Modelo 2 de interacción discursiva de conexión individual (CI). Surge cuando hay ausencia de procesos de interacción discursiva. Los participantes explicitan comprensiones en sus contribuciones, sin atender a las del otro. No se reconocen ni confrontan los diferentes puntos de vista aportados en dichas contribuciones. En este modelo, los participantes presentan sus propias versiones y conocen las versiones de los otros, sin gestionar el conflicto. Ello genera sinergias discursivas para influir, imponer o posicionar una versión sobre otras, que se aceptan o rechazan, sin reconocer sus interacciones.
Modelo 3 de interacción discursiva de conexión grupal (CG). Surge cuando hay presencia de procesos de interacción discursiva. Los participantes atienden a las contribuciones propias y del otro para lograr una comprensión o una acción conjunta. Se reconocen y confrontan los puntos de vista propio y del otro. En este modelo, los participantes reconocen las versiones propias y de los otros, por lo cual se reconoce y gestiona el conflicto. Ello genera sinergias discursivas que afianzan el acuerdo, y propician consensos específicos o generales, generando un liderazgo dirigido o distribuido.

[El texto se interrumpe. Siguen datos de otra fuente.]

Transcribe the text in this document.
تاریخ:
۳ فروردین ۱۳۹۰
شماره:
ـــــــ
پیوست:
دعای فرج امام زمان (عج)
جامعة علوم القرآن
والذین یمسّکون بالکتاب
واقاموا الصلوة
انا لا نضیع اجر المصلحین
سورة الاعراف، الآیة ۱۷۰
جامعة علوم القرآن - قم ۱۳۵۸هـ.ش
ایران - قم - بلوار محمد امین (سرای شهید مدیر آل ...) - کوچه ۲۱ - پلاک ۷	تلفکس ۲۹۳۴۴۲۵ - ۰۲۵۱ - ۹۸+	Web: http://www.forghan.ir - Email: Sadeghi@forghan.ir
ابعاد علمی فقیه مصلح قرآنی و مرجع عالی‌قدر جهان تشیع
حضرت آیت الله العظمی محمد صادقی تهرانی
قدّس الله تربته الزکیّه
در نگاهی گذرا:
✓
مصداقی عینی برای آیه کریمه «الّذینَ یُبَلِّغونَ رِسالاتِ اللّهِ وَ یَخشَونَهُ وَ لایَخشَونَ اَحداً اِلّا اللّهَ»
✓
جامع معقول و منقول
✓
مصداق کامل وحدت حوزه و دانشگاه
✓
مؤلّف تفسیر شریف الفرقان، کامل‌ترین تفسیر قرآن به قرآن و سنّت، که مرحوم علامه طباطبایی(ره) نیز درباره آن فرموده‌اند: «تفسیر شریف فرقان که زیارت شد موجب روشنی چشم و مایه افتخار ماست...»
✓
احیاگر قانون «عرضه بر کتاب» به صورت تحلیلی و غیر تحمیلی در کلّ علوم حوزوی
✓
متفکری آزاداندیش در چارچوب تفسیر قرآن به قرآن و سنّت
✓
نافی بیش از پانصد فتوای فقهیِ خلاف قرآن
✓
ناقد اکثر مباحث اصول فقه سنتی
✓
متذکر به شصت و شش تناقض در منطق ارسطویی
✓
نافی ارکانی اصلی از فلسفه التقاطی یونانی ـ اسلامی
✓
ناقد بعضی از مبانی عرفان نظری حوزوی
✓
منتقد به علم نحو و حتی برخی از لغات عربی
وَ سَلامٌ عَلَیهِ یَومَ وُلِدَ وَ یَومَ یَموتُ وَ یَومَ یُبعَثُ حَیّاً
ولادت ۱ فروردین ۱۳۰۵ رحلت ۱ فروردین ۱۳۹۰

Los resultados evidencian cambios en las prácticas discursivas de los estudiantes durante la RMS en la representación del problema, en el diseño de entornos virtuales de aprendizaje. Estos cambios se generan en las transiciones de los modelos de interacción discursiva. Por tanto, al parecer las sinergias favorecedoras de la desconexión individual propician dispersiones en la interacción discursiva, las sinergias favorecedoras de la conexión individual propician dispersiones o confluencias en la interacción discursiva y, las sinergias favorecedoras de la conexión grupal propician confluencias en la interacción discursiva.